Ungarn: Premier Viktor Orban

Mit Tempo zum Wohlstand: Viktor Orbán setzt seit 2010 auf das Versprechen der "Reindustrialisierung" seines Landes.

(Foto: Darko Vojinovic/AP)

Im Wahlkampf schürt die Fidesz-Partei von Viktor Orbán die Angst vor einer Abwanderung deutscher Autohersteller aus Ungarn. Ihre Präsenz ist für den Premier ein wichtiger Machtfaktor.

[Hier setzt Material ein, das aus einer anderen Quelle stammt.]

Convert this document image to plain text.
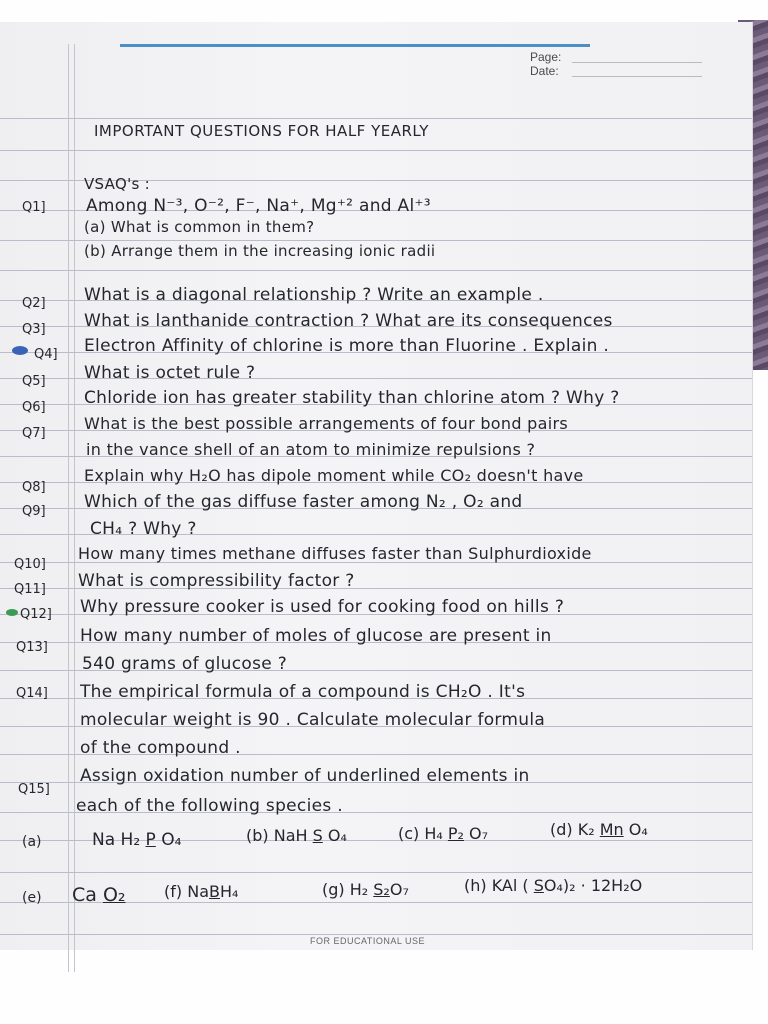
Page:
Date:
IMPORTANT QUESTIONS FOR HALF YEARLY
VSAQ's :
Q1] Among N⁻³, O⁻², F⁻, Na⁺, Mg⁺² and Al⁺³
(a) What is common in them?
(b) Arrange them in the increasing ionic radii
Q2] What is a diagonal relationship ? Write an example .
Q3] What is lanthanide contraction ? What are its consequences
Q4] Electron Affinity of chlorine is more than Fluorine . Explain .
Q5] What is octet rule ?
Q6] Chloride ion has greater stability than chlorine atom ? Why ?
Q7]
What is the best possible arrangements of four bond pairs
in the vance shell of an atom to minimize repulsions ?
Q8]
Explain why H₂O has dipole moment while CO₂ doesn't have
Q9] Which of the gas diffuse faster among N₂ , O₂ and
CH₄ ? Why ?
Q10]
How many times methane diffuses faster than Sulphurdioxide
Q11] What is compressibility factor ?
Q12] Why pressure cooker is used for cooking food on hills ?
Q13]
How many number of moles of glucose are present in
540 grams of glucose ?
Q14] The empirical formula of a compound is CH₂O . It's
molecular weight is 90 . Calculate molecular formula
of the compound .
Q15]
Assign oxidation number of underlined elements in
each of the following species .
(a)	Na H₂ P O₄	(b) NaH S O₄	(c) H₄ P₂ O₇	(d) K₂ Mn O₄
(e) Ca O₂ (f) NaBH₄	(g) H₂ S₂O₇	(h) KAl ( SO₄)₂ · 12H₂O
FOR EDUCATIONAL USE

Von Max Hägler und Tobias Zick, Győr/Kecskemét

Wer gegen die Partei von Viktor Orbán antritt, weiß ja in etwa, worauf er sich einlässt. Aber das, was sie neulich über sich an Behauptungen auf Facebook fand, war doch ein neuer Tiefpunkt des Wahlkampfes: "Sie haben ein Bild von mir gepostet, darunter stand, ich wolle die deutschen Autofabriken in Ungarn zusperren." Alexandra Bodrozsán von der liberalen Momentum-Bewegung ist die Kandidatin des aus sechs Parteien bestehenden Oppositionsbündnisses, das am kommenden Sonntag gegen Orbáns Fidesz-Partei antritt, für Kecskemét. Die Stadt im südlichen Zentrum Ungarns ist für Orbán ein strategisch äußerst wichtiger Ort. Kein Zufall also, dass Fidesz im Wahlkampf gezielt Ängste schürt und Vorwürfe konstruiert, ein Sieg der Opposition würde einen der wichtigsten Arbeitgeber des Landes wegbrechen lassen.

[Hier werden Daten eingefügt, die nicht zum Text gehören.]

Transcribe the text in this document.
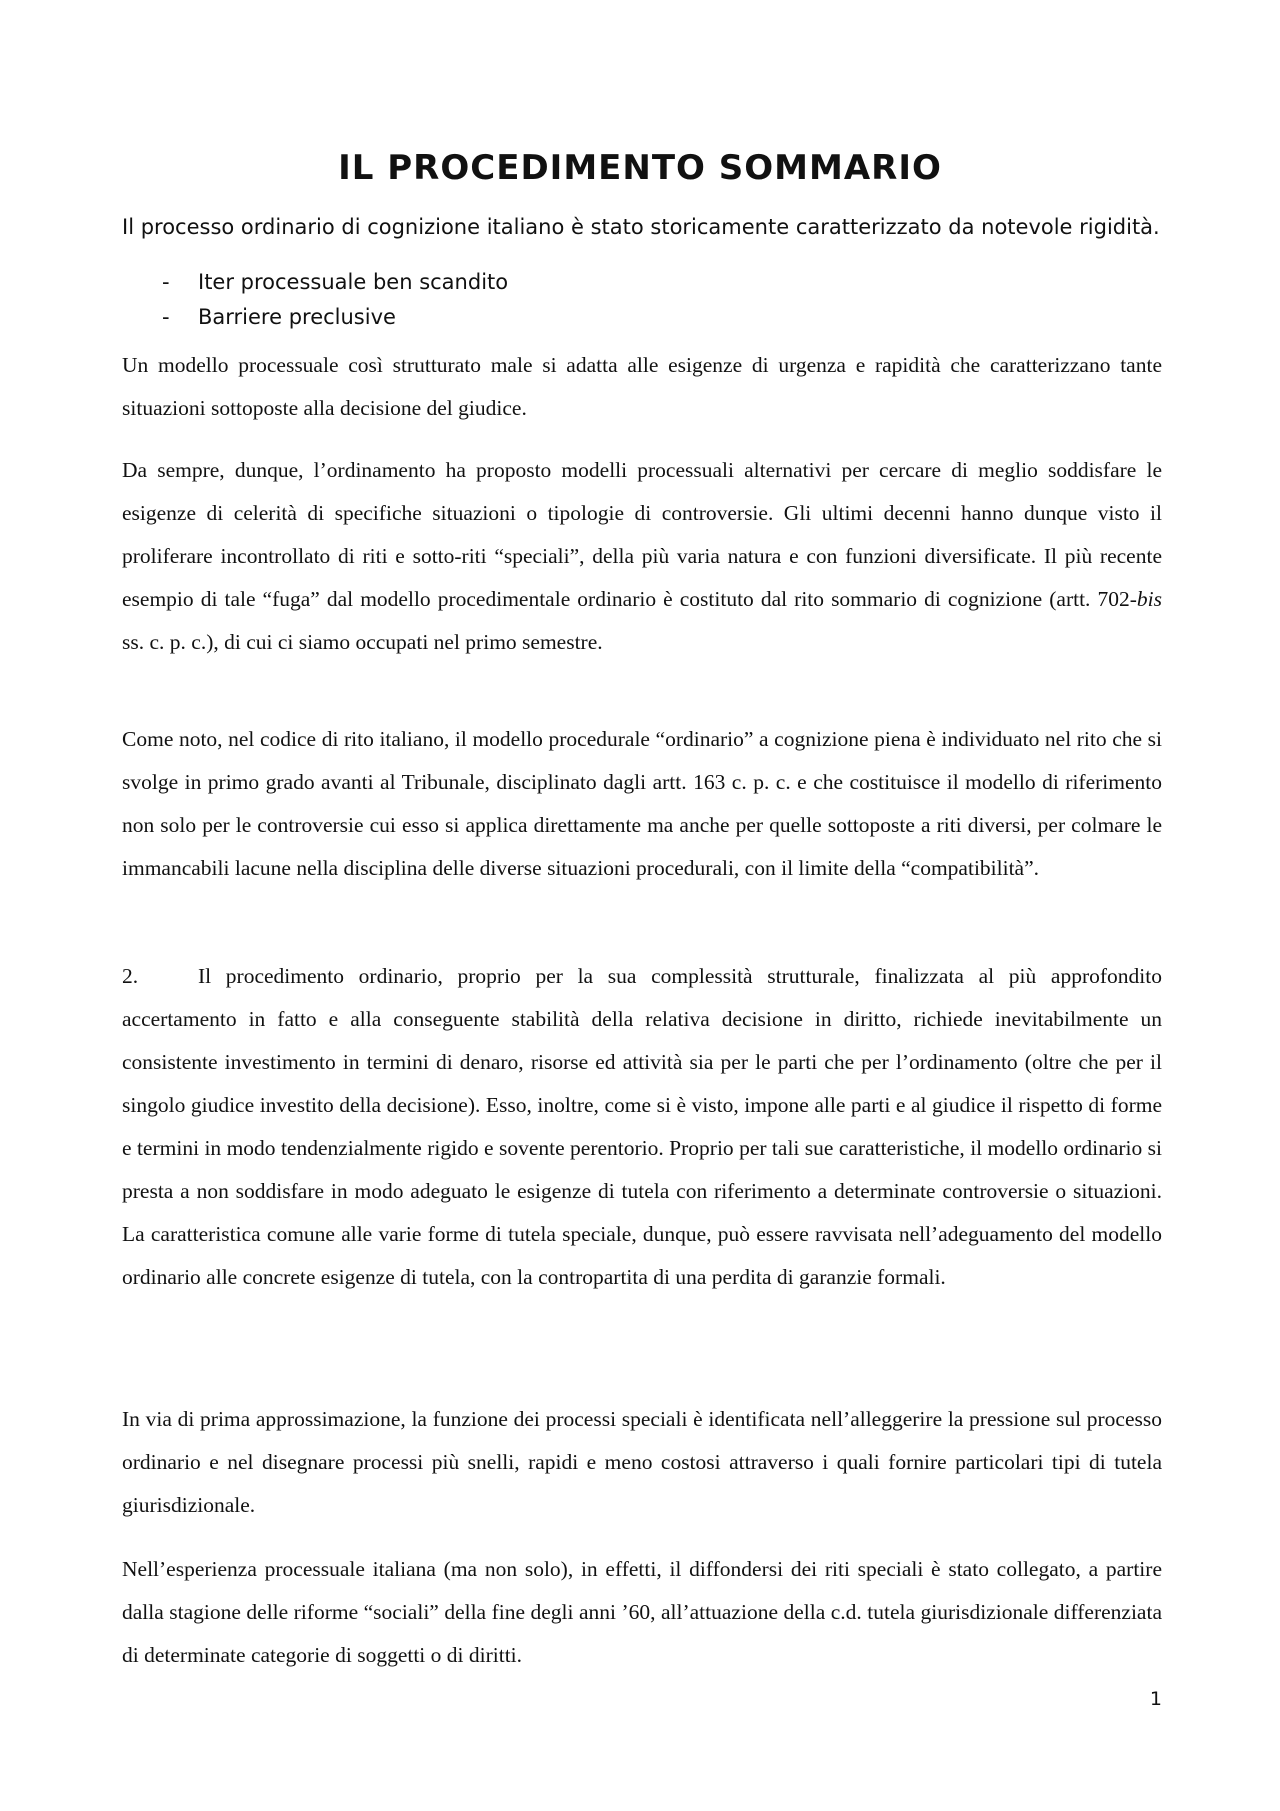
IL PROCEDIMENTO SOMMARIO

Il processo ordinario di cognizione italiano è stato storicamente caratterizzato da notevole rigidità.

- Iter processuale ben scandito
- Barriere preclusive

Un modello processuale così strutturato male si adatta alle esigenze di urgenza e rapidità che caratterizzano tante situazioni sottoposte alla decisione del giudice.

Da sempre, dunque, l’ordinamento ha proposto modelli processuali alternativi per cercare di meglio soddisfare le esigenze di celerità di specifiche situazioni o tipologie di controversie. Gli ultimi decenni hanno dunque visto il proliferare incontrollato di riti e sotto-riti “speciali”, della più varia natura e con funzioni diversificate. Il più recente esempio di tale “fuga” dal modello procedimentale ordinario è costituto dal rito sommario di cognizione (artt. 702-bis ss. c. p. c.), di cui ci siamo occupati nel primo semestre.

Come noto, nel codice di rito italiano, il modello procedurale “ordinario” a cognizione piena è individuato nel rito che si svolge in primo grado avanti al Tribunale, disciplinato dagli artt. 163 c. p. c. e che costituisce il modello di riferimento non solo per le controversie cui esso si applica direttamente ma anche per quelle sottoposte a riti diversi, per colmare le immancabili lacune nella disciplina delle diverse situazioni procedurali, con il limite della “compatibilità”.

2.	Il procedimento ordinario, proprio per la sua complessità strutturale, finalizzata al più approfondito accertamento in fatto e alla conseguente stabilità della relativa decisione in diritto, richiede inevitabilmente un consistente investimento in termini di denaro, risorse ed attività sia per le parti che per l’ordinamento (oltre che per il singolo giudice investito della decisione). Esso, inoltre, come si è visto, impone alle parti e al giudice il rispetto di forme e termini in modo tendenzialmente rigido e sovente perentorio. Proprio per tali sue caratteristiche, il modello ordinario si presta a non soddisfare in modo adeguato le esigenze di tutela con riferimento a determinate controversie o situazioni. La caratteristica comune alle varie forme di tutela speciale, dunque, può essere ravvisata nell’adeguamento del modello ordinario alle concrete esigenze di tutela, con la contropartita di una perdita di garanzie formali.

In via di prima approssimazione, la funzione dei processi speciali è identificata nell’alleggerire la pressione sul processo ordinario e nel disegnare processi più snelli, rapidi e meno costosi attraverso i quali fornire particolari tipi di tutela giurisdizionale.

Nell’esperienza processuale italiana (ma non solo), in effetti, il diffondersi dei riti speciali è stato collegato, a partire dalla stagione delle riforme “sociali” della fine degli anni ’60, all’attuazione della c.d. tutela giurisdizionale differenziata di determinate categorie di soggetti o di diritti.

1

Kecskemét ist Daimler-Stadt. Der deutsche Konzern hat hier im März 2012 sein erstes Werk im europäischen Ausland errichtet und produziert seit 2018 Fahrzeuge der A-Klasse. Alexandra Bodrozsán sagt, es sei natürlich völliger Unsinn, dass sie das Unternehmen von hier vergraulen wolle: "Mercedes ist eine Bereicherung für Kecskemét", sagt sie. Und sollte sie die Wahl gewinnen, dann würde sie in jedem Fall auch auf eine "gute Partnerschaft" mit dem Konzern und seinen Zulieferern setzen. Sie würde allerdings "dafür sorgen, dass man der Stadt auch ansieht, dass sie Standort eines Luxusauto-Herstellers ist". Das hieße etwa: weniger Löcher in den Straßen, bessere Straßenlaternen, ein vorzeigbarer Bahnhof. "Der Lebensstandard müsste hier eigentlich viel höher sein", sagt Alexandra Bodrozsán.

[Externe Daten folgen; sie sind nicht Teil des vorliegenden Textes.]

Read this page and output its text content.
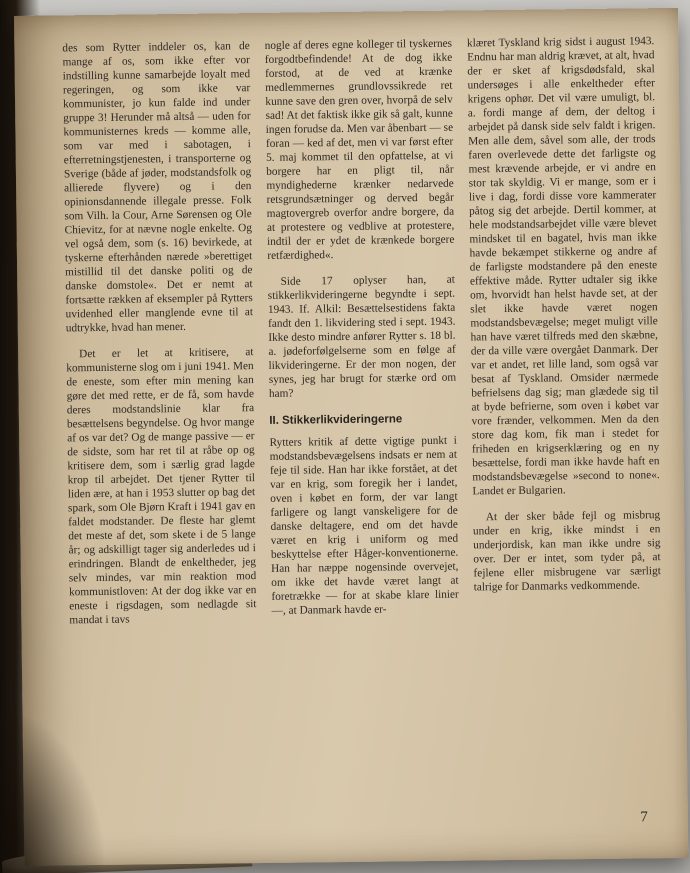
des som Rytter inddeler os, kan de mange af os, som ikke efter vor indstilling kunne samarbejde loyalt med regeringen, og som ikke var kommunister, jo kun falde ind under gruppe 3! Herunder må altså — uden for kommunisternes kreds — komme alle, som var med i sabotagen, i efterretningstjenesten, i transporterne og Sverige (både af jøder, modstandsfolk og allierede flyvere) og i den opinionsdannende illegale presse. Folk som Vilh. la Cour, Arne Sørensen og Ole Chievitz, for at nævne nogle enkelte. Og vel også dem, som (s. 16) bevirkede, at tyskerne efterhånden nærede »berettiget mistillid til det danske politi og de danske domstole«. Det er nemt at fortsætte rækken af eksempler på Rytters uvidenhed eller manglende evne til at udtrykke, hvad han mener.

Det er let at kritisere, at kommunisterne slog om i juni 1941. Men de eneste, som efter min mening kan gøre det med rette, er de få, som havde deres modstandslinie klar fra besættelsens begyndelse. Og hvor mange af os var det? Og de mange passive — er de sidste, som har ret til at råbe op og kritisere dem, som i særlig grad lagde krop til arbejdet. Det tjener Rytter til liden ære, at han i 1953 slutter op bag det spark, som Ole Bjørn Kraft i 1941 gav en faldet modstander. De fleste har glemt det meste af det, som skete i de 5 lange år; og adskilligt tager sig anderledes ud i erindringen. Blandt de enkeltheder, jeg selv mindes, var min reaktion mod kommunistloven: At der dog ikke var en eneste i rigsdagen, som nedlagde sit mandat i tavs

nogle af deres egne kolleger til tyskernes forgodtbefindende! At de dog ikke forstod, at de ved at krænke medlemmernes grundlovssikrede ret kunne save den gren over, hvorpå de selv sad! At det faktisk ikke gik så galt, kunne ingen forudse da. Men var åbenbart — se foran — ked af det, men vi var først efter 5. maj kommet til den opfattelse, at vi borgere har en pligt til, når myndighederne krænker nedarvede retsgrundsætninger og derved begår magtovergreb overfor andre borgere, da at protestere og vedblive at protestere, indtil der er ydet de krænkede borgere retfærdighed«.

Side 17 oplyser han, at stikkerlikvideringerne begyndte i sept. 1943. If. Alkil: Besættelsestidens fakta fandt den 1. likvidering sted i sept. 1943. Ikke desto mindre anfører Rytter s. 18 bl. a. jødeforfølgelserne som en følge af likvideringerne. Er der mon nogen, der synes, jeg har brugt for stærke ord om ham?

II. Stikkerlikvideringerne

Rytters kritik af dette vigtige punkt i modstandsbevægelsens indsats er nem at feje til side. Han har ikke forstået, at det var en krig, som foregik her i landet, oven i købet en form, der var langt farligere og langt vanskeligere for de danske deltagere, end om det havde været en krig i uniform og med beskyttelse efter Håger-konventionerne. Han har næppe nogensinde overvejet, om ikke det havde været langt at foretrække — for at skabe klare linier —, at Danmark havde er-

klæret Tyskland krig sidst i august 1943. Endnu har man aldrig krævet, at alt, hvad der er sket af krigsdødsfald, skal undersøges i alle enkeltheder efter krigens ophør. Det vil være umuligt, bl. a. fordi mange af dem, der deltog i arbejdet på dansk side selv faldt i krigen. Men alle dem, såvel som alle, der trods faren overlevede dette det farligste og mest krævende arbejde, er vi andre en stor tak skyldig. Vi er mange, som er i live i dag, fordi disse vore kammerater påtog sig det arbejde. Dertil kommer, at hele modstandsarbejdet ville være blevet mindsket til en bagatel, hvis man ikke havde bekæmpet stikkerne og andre af de farligste modstandere på den eneste effektive måde. Rytter udtaler sig ikke om, hvorvidt han helst havde set, at der slet ikke havde været nogen modstandsbevægelse; meget muligt ville han have været tilfreds med den skæbne, der da ville være overgået Danmark. Der var et andet, ret lille land, som også var besat af Tyskland. Omsider nærmede befrielsens dag sig; man glædede sig til at byde befrierne, som oven i købet var vore frænder, velkommen. Men da den store dag kom, fik man i stedet for friheden en krigserklæring og en ny besættelse, fordi man ikke havde haft en modstandsbevægelse »second to none«. Landet er Bulgarien.

At der sker både fejl og misbrug under en krig, ikke mindst i en underjordisk, kan man ikke undre sig over. Der er intet, som tyder på, at fejlene eller misbrugene var særligt talrige for Danmarks vedkommende.

7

Fragt man im Rathaus nach, klingt das natürlich ganz anders. Es kämen Arbeitnehmer aus ganz Ungarn nach Kecskemét, sagt Klaudia Szemereyné Pataki, die Bürgermeisterin von Orbáns Fidesz-Partei. Neben den rund 4700 Mitarbeitern des Mercedes-Werks seien etwa noch einmal so viele bei den Zulieferer-Firmen beschäftigt, "und die Fluktuation in dem Sektor ist sehr niedrig". Das Lohnniveau sei dank der deutschen Unternehmen deutlich gestiegen. Und dank der Umwandlung der Universität in eine Stiftung - ein Schritt, der von der Opposition scharf kritisiert wurde - könnten die Arbeitskräfte "schnell aus- und umgebildet werden. So kann flexibel auf die Bedürfnisse der Unternehmen reagiert werden".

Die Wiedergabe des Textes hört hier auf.